Título: Cerco à tropa do cheque
Autor: Valadarres, João
Fonte: Correio Braziliense, 16/06/2012, Política, p. 2

Um dia depois da denúncia do deputado federal Miro Teixeira (PDT-RJ) apontando a existência de uma "tropa do cheque", que teria sido responsável pelo adiamento da convocação do dono da construtora Delta, Fernando Cavendish, o bloco de parlamentares considerado independente pretende anular a votação na próxima sessão da CPI. A ideia é, com a anulação, pautar o mesmo requerimento e tentar trazer o empresário para a comissão o mais rápido possível. O senador Randolfe Rodrigues (PSol-AP) disse que a situação é vergonhosa.

"É claro que a anulação é cabível. Estamos articulando isso. É vergonhoso. O senador Ciro Nogueira (PP-PI) confirmou que tem relação de amizade com Cavendish. Ele não poderia participar da votação. Em qualquer país sério, um investigador, com direito a voto, não pode ter nenhuma relação com o investigado", declarou Randolfe. O senador Alvaro Dias (PSDB), líder do PSDB, também estranhou a relação de proximidade. "É no mínimo constrangedor porque se trata de integrantes da CPI. Existe uma intimidade", comentou.

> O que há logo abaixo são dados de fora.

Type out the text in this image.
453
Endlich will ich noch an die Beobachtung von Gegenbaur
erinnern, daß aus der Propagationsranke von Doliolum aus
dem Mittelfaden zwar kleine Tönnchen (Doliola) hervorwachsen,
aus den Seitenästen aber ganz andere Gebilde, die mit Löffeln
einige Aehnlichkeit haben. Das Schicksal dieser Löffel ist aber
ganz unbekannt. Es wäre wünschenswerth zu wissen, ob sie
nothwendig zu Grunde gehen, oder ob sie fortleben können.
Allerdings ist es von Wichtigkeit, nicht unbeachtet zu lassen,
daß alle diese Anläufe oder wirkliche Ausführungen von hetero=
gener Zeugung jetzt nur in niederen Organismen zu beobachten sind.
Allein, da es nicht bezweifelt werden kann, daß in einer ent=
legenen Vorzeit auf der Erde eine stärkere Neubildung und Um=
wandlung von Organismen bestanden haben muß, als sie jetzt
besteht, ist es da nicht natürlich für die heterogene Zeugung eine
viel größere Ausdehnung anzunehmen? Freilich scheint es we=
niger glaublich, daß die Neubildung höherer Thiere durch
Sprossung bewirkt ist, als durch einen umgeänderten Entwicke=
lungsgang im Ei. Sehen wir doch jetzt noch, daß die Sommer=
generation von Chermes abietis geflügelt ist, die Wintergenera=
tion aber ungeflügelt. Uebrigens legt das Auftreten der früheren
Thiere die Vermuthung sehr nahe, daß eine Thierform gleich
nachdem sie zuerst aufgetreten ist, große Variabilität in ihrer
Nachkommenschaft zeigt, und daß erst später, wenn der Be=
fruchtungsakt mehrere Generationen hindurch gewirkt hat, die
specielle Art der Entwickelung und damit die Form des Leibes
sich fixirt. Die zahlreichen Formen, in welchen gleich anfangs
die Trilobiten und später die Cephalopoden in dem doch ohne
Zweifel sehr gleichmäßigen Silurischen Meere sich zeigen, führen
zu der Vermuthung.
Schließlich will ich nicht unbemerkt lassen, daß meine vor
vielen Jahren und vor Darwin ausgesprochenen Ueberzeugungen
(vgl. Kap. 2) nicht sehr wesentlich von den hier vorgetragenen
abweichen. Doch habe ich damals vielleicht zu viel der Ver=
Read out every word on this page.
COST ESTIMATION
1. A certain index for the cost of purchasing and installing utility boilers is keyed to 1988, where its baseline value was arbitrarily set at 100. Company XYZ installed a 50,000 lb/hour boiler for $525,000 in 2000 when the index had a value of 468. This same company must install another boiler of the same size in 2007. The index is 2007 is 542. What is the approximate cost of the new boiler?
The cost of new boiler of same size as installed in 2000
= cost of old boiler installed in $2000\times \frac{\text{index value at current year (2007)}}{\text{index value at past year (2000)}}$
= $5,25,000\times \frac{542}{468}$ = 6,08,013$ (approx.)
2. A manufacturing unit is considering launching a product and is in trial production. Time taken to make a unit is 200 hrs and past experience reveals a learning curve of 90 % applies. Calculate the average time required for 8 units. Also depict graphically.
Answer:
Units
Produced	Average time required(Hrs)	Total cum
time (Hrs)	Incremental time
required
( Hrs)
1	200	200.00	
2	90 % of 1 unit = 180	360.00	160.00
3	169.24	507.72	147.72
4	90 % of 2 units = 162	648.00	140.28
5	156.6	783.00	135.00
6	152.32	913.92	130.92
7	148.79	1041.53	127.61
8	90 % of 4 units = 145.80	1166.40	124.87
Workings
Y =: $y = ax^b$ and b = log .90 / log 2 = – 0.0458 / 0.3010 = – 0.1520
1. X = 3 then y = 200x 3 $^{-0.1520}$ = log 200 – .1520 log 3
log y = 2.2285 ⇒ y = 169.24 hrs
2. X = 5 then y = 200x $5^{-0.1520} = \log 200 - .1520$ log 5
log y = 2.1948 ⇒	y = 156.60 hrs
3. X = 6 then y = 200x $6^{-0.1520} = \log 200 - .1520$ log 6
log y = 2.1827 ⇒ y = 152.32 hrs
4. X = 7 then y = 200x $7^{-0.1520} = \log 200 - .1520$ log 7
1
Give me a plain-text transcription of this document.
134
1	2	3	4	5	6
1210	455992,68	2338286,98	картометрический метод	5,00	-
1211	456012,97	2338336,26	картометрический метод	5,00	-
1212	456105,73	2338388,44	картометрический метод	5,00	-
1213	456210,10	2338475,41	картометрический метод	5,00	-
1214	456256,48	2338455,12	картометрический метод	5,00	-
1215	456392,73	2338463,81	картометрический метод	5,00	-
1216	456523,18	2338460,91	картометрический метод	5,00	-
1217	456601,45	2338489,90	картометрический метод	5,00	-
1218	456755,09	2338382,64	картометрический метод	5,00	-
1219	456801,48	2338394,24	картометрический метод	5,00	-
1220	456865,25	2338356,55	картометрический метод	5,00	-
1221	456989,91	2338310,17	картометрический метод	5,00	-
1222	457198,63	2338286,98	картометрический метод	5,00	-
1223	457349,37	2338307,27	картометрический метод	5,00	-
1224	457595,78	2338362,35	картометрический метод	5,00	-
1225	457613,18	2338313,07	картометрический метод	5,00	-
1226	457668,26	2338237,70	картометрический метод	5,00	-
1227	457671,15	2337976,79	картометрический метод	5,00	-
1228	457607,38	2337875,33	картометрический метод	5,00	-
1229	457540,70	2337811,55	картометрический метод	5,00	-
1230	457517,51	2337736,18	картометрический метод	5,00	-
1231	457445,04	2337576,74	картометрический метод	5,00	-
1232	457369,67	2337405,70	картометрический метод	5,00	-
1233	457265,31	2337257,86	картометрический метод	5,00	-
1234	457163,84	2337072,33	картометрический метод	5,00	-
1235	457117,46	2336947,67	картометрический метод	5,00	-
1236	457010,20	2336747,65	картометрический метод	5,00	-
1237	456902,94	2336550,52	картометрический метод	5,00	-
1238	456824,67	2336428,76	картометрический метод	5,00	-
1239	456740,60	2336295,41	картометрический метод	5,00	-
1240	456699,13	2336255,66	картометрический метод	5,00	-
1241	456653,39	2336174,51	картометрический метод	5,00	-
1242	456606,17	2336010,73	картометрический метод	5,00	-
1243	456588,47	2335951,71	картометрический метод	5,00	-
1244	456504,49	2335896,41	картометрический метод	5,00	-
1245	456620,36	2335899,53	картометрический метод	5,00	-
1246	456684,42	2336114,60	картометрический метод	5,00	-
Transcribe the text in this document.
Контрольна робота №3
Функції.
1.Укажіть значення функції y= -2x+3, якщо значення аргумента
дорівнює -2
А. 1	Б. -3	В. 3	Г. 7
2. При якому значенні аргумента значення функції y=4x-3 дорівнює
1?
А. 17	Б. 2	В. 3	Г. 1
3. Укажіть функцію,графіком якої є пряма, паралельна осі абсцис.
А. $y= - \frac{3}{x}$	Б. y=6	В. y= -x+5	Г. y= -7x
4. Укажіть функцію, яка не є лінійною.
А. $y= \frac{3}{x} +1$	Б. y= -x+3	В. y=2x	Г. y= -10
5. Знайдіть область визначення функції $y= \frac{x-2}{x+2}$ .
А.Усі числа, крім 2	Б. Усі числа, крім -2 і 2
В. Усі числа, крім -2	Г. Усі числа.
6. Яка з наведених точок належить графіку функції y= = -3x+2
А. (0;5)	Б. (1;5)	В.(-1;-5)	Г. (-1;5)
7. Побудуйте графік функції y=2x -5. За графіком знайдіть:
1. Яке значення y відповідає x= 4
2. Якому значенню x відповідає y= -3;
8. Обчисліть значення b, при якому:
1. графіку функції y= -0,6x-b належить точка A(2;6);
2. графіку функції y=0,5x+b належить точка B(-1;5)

O assunto veio à tona após o adiamento da convocação do empreiteiro pelos integrantes da CPI do Cachoeira. Na sessão, Miro Texeira não citou nenhum nome. Disse apenas que recebeu a denúncia e que estava protocolando requerimento para ter mais informações sobre o encontro. O senador Ciro Nogueira afirmou que se trata de um caso fortuito, sem agendamento prévio. Ele foi o primeiro a defender o adiamento da convocação de Cavendish porque, no seu entendimento, a CPI precisa se preparar melhor. O político classificou a tentativa de anulação da votação como uma piada. "Isso é molecagem. Conheço, sim, o Cavendish, assim como conheço os donos de outras empresas. Não considero que ele seja meu amigo. É um conhecido. Cheguei ao restaurante e apenas o cumprimentei. Sentei em outra mesa. Acho difícil um político no Rio de Janeiro não conhecer o Cavendish. Se for assim, não podemos investigar o senador Demóstenes (sem partido-GO)."

Uganda Os deputados federais Eduardo da Fonte (PP-PE), corregedor da Câmara, e Maurício Quintela Lessa (PR-AL), integrante da CPI do Cachoeira, confirmaram que estavam na companhia do senador Ciro Nogueira, no restaurante L"Avenue, em Paris, na semana santa, onde encontraram o empreiteiro. Por meio da assessoria de imprensa, os parlamentares afirmaram que o empresário, flagrado em escuta telefônica dizendo que comprava qualquer senador por R$ 6 milhões, estava almoçando em outra mesa e que o encontro foi absolutamente casual. De acordo com eles, Ciro Nogueira, que se posicionou contra a convocação de Cavendish, na sessão de quinta-feira, apenas cumprimentou o amigo.

Os parlamentares vinham de uma missão oficial em Uganda, na África, e retornaram por Paris. Quintela encaminhou, na manhã de ontem, nota oficial alegando que nunca tinha visto Cavendish antes. "Almocei com o senador Ciro Nogueira, outros parlamentares e suas mulheres, em plena luz do dia, em local público e muito frequentado por brasileiros. Na ocasião, o senador Ciro Nogueira, que é amigo do senhor Fernando Cavendish, o encontrou e cumprimentou. Não o conheço e sequer sabia de quem se tratava", diz.

Quintela ressaltou que votou favoravelmente à quebra do sigilo nacional da Delta e que é um dos autores do requerimento que pede a convocação de Cavendish. "Defendi publicamente investigação profunda em relação à empresa e seus gestores." O deputado não compareceu à sessão que adiou as oitivas do dono da empreiteira e do ex-diretor do Departamento Nacional de Infraestrutura e Transporte (Dnit) Luiz Antônio Pagot. "Não estava presente à votação por participar, com o governador Teotonio Vilela e a bancada alagoana, do lançamento do Programa de Redução da Criminalidade Violenta, no Ministério da Justiça."